My basic social media motto is write what’s right for me and worry not (too much) about the reception. It’s my own form of spEak You’re bRanes, the website dedicated to bizarre ranting.

And on the topic of ranting, I got my first ever proper negative comment last week. Someone wrote “What a load of old B……….s!!!” under one of my posts.

When I read it, I laughed – it was funny. Looked at through a more sceptical eye, my blog was indeed a bit earnest. But it made me think…

There is something about Twitter and blogs which – absent a real person – can make us feel like ranting. It’s a bit like shouting at the telly. But as recent lawsuits in the UK have shown, tweeting what you wouldn’t dare shout at the person in real life, can now cost you big.
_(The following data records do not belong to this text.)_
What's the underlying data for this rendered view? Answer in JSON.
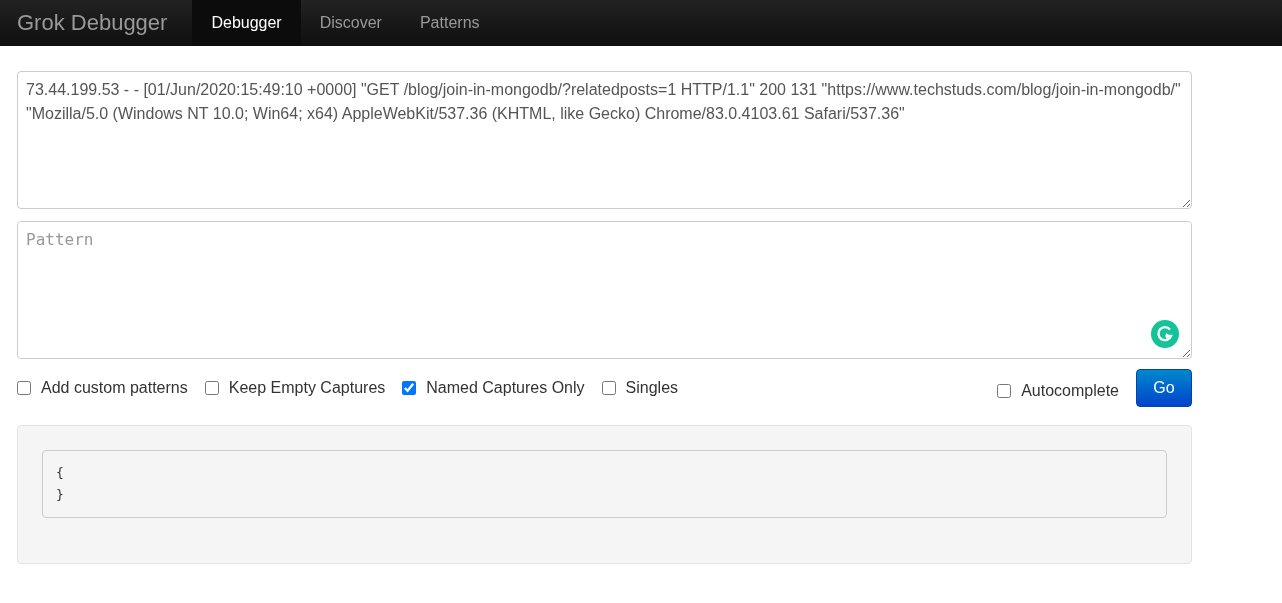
{
  "navbar": {
    "brand": "Grok Debugger",
    "tabs": [
      {
        "label": "Debugger",
        "selected": true
      },
      {
        "label": "Discover",
        "selected": false
      },
      {
        "label": "Patterns",
        "selected": false
      }
    ]
  },
  "log_input": {
    "value": "73.44.199.53 - - [01/Jun/2020:15:49:10 +0000] \"GET /blog/join-in-mongodb/?relatedposts=1 HTTP/1.1\" 200 131 \"https://www.techstuds.com/blog/join-in-mongodb/\" \"Mozilla/5.0 (Windows NT 10.0; Win64; x64) AppleWebKit/537.36 (KHTML, like Gecko) Chrome/83.0.4103.61 Safari/537.36\""
  },
  "pattern_input": {
    "placeholder": "Pattern"
  },
  "options": [
    {
      "label": "Add custom patterns",
      "checked": false
    },
    {
      "label": "Keep Empty Captures",
      "checked": false
    },
    {
      "label": "Named Captures Only",
      "checked": true
    },
    {
      "label": "Singles",
      "checked": false
    }
  ],
  "autocomplete": {
    "label": "Autocomplete",
    "checked": false
  },
  "go_button": "Go",
  "output": [
    "{",
    "}"
  ]
}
A healthy disregard for insults is perhaps the carrying cost of a ‘social’ life. I’m still working on being less thin-skinned. A life’s work I suspect. Good old Montaigne to the rescue, with a motto from 400 odd years ago. And not a bad one for for the modern day:

‘I write my book for few men and for few years.’

Before taking myself and any rude comments too seriously, it’s worth remembering – as Montaigne suggests – that almost all of what’s written will soon mulch into the digital biosphere. Maybe digital rantings – like writings – find the audience they deserve.